We set off, with the dogs out ahead and the first pair of guns poised. Within 20 minutes we had flushed three coveys and a brace had been shot by the first appointed guns. It wasn’t long before I was called up for my turn alongside Gary Tatterton, a taxidermist from Wetherby.

Within 100 yards Tom, a rangy and experienced eight-year-old pointer, went onto a solid point. Cartridges loaded and heartbeats racing, we moved up tentatively. Suddenly a grouse broke to the right and Gary dispatched it quickly, leaving a faint smell of burnt powder as the bird hit the heather in a clean kill. And then a second bird exploded from my feet; I swept the barrels through its line of flight and an instinctive and rapid shot found its target. It was a promising start.

Jon Gibb with underkeeper Dan Ewart, examining a shot bird (Photo: Angus Blackburn)

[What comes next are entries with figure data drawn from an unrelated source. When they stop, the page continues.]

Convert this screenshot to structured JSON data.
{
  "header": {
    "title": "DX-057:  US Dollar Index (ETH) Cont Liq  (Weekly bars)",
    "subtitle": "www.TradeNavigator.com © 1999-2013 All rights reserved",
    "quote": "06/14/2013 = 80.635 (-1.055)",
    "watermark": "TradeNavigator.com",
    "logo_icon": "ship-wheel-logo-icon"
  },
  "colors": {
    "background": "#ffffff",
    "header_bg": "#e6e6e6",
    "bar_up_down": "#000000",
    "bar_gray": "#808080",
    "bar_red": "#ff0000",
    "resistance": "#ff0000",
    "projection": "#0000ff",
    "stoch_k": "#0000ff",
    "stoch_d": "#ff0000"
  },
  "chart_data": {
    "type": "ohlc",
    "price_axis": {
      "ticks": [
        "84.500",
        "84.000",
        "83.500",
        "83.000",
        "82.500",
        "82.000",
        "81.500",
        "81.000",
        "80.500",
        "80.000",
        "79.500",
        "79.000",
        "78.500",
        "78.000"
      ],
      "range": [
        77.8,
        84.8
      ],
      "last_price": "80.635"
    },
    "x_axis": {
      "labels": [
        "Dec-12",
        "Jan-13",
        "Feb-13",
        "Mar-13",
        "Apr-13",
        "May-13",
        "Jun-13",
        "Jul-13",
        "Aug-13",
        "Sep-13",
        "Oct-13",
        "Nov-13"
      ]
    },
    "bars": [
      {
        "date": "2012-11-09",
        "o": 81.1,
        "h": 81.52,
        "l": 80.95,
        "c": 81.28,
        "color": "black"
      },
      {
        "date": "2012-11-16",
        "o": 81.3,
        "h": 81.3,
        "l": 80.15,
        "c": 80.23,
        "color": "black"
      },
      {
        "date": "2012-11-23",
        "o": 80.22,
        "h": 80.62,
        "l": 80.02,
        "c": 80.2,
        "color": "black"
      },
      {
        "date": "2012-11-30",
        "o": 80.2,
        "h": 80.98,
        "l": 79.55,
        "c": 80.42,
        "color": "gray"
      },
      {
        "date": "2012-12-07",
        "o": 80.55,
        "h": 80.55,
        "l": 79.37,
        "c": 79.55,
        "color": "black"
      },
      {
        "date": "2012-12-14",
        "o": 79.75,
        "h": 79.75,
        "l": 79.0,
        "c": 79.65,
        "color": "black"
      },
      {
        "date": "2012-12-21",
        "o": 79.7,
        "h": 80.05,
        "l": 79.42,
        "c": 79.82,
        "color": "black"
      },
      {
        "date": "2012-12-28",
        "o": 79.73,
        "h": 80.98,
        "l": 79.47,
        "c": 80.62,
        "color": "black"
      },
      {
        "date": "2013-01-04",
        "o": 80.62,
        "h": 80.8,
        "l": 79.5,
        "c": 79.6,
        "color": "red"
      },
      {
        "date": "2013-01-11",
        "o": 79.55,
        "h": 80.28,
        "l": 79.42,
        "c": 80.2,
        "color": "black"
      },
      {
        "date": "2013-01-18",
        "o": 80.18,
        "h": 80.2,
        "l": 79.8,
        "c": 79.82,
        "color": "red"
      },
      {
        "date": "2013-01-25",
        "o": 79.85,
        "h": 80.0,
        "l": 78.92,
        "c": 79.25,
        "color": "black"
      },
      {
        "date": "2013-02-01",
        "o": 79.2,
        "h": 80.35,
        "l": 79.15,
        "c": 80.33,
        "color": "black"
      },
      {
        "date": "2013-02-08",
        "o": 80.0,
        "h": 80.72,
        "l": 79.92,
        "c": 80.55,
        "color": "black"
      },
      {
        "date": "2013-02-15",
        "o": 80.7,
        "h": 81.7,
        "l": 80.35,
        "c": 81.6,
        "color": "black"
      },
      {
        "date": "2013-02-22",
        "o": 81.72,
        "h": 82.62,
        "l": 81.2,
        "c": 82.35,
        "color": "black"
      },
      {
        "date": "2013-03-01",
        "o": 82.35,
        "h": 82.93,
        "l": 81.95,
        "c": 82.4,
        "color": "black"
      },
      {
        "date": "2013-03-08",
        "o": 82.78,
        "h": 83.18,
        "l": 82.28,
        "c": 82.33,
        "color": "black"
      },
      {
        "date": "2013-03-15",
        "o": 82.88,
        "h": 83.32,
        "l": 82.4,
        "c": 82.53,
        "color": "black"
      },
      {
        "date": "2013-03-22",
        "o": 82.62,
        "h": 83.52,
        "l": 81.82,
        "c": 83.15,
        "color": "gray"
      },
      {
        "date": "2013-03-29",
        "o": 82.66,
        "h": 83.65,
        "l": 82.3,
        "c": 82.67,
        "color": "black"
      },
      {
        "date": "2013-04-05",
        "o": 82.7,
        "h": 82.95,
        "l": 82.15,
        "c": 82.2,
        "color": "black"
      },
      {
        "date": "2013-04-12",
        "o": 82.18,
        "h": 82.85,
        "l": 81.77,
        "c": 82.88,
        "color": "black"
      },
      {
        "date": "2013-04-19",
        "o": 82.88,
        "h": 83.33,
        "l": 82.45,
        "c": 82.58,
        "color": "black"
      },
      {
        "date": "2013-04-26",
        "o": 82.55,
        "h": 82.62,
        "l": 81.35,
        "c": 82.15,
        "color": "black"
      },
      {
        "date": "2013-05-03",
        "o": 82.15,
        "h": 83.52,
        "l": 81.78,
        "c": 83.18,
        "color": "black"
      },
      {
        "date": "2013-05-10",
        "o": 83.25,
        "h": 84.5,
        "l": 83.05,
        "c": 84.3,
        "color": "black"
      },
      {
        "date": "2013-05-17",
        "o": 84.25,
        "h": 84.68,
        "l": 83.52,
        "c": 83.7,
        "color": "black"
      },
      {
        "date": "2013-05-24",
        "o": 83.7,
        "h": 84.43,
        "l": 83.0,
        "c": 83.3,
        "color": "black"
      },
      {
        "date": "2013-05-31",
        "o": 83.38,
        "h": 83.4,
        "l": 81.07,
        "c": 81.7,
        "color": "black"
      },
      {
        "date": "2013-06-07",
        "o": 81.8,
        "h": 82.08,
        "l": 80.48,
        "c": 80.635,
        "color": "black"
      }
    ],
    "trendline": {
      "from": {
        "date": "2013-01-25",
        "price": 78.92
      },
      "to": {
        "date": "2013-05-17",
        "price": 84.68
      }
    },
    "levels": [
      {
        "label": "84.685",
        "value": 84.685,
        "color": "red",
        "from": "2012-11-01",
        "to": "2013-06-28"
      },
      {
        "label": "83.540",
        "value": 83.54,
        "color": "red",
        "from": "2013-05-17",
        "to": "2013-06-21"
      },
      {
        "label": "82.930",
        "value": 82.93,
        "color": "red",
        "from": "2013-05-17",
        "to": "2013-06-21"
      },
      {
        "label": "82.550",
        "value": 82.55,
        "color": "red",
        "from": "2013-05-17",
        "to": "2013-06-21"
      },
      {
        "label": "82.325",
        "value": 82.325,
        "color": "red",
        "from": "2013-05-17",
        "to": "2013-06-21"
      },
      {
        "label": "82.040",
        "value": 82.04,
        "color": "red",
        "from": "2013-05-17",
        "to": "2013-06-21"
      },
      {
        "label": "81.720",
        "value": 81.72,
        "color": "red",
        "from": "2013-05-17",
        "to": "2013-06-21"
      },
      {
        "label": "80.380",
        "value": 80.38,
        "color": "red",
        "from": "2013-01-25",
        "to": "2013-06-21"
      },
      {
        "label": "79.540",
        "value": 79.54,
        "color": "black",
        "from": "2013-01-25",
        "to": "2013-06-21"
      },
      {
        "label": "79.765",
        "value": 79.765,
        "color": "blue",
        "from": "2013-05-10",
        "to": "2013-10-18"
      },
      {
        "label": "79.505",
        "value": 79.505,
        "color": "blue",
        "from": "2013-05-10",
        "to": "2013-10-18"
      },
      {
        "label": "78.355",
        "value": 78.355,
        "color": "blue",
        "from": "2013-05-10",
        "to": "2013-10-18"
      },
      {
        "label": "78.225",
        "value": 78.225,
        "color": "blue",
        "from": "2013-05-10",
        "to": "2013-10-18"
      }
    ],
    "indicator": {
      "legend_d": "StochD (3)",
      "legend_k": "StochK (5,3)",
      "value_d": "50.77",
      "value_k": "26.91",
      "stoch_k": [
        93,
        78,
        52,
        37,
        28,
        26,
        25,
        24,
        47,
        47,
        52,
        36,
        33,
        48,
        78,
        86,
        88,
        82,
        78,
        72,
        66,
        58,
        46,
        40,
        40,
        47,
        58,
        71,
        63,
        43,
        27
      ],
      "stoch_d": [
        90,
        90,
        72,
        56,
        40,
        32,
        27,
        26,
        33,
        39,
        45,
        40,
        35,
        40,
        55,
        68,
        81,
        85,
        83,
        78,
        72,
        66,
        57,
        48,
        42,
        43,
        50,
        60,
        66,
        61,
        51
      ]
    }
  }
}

Over the course of the morning we crisscrossed over the moor, working into the wind, a gentle south westerly breeze and scudding high cloud making it a perfect day for both scenting and shooting. Every 20 minutes or so a covey was flushed – some were shot but, as with all challenging shooting, many were missed. My real pleasure came from watching the dogs quartering the hill, flowing in great bounds over the heather with their noses down until jarring to a rigid point when birds were scented.

After a brief stop for a simple packed lunch by a tinkling stream overlooking the march into Glen Feshie, we were off again. My turn had come round again, this time alongside Terry Massey, a shooting instructor from Drummond Estate in Perthshire.

Our dog was called Dram, an experienced and steady quester, and within minutes he was on the point. He edged forward and a cloud of grouse erupted suddenly from the heather. We both discharged two fast barrels into the maelstrom, bringing down a bird apiece. Seeing that Dram was still on a solid point I quickly reloaded just before a second flush burst up – I had just enough time to raise the gun swiftly and bag a wily cock bird low and far out. Wonderful sport.

The shooting party show off the day’s bag (Photo: Angus Blackburn)

All in all we had a fantastic day’s shooting. Everyone shot a few grouse – even team leader Robin who, after missing repeatedly, shot a good bird with his first barrel late in the afternoon. He turned to give us onlookers a whooping celebratory jig just as the largest covey of the day broke out behind his back, leaving him red-faced and us in stitches.

With land reform and countryside access high on the political agenda, it’s encouraging that the NTS are delivering a means of making a sport that is usually exclusive and expensive available to all at a price that won’t break the bank.

It takes a great deal of investment to manage game-birds so shooting is never cheap, but while a top driven grouse day can cost upwards of £5,000 per gun, Mar Lodge’s grouse shoot costs £125 per brace plus a daily charge of £400 for the dogs. It means that a party of eight guns can head to the moor for less than £300 each and expect a superb day of sport and camaraderie in a stunning and remote setting.

Rather than wait for another invitation, I’m already planning my own team of guns for next year.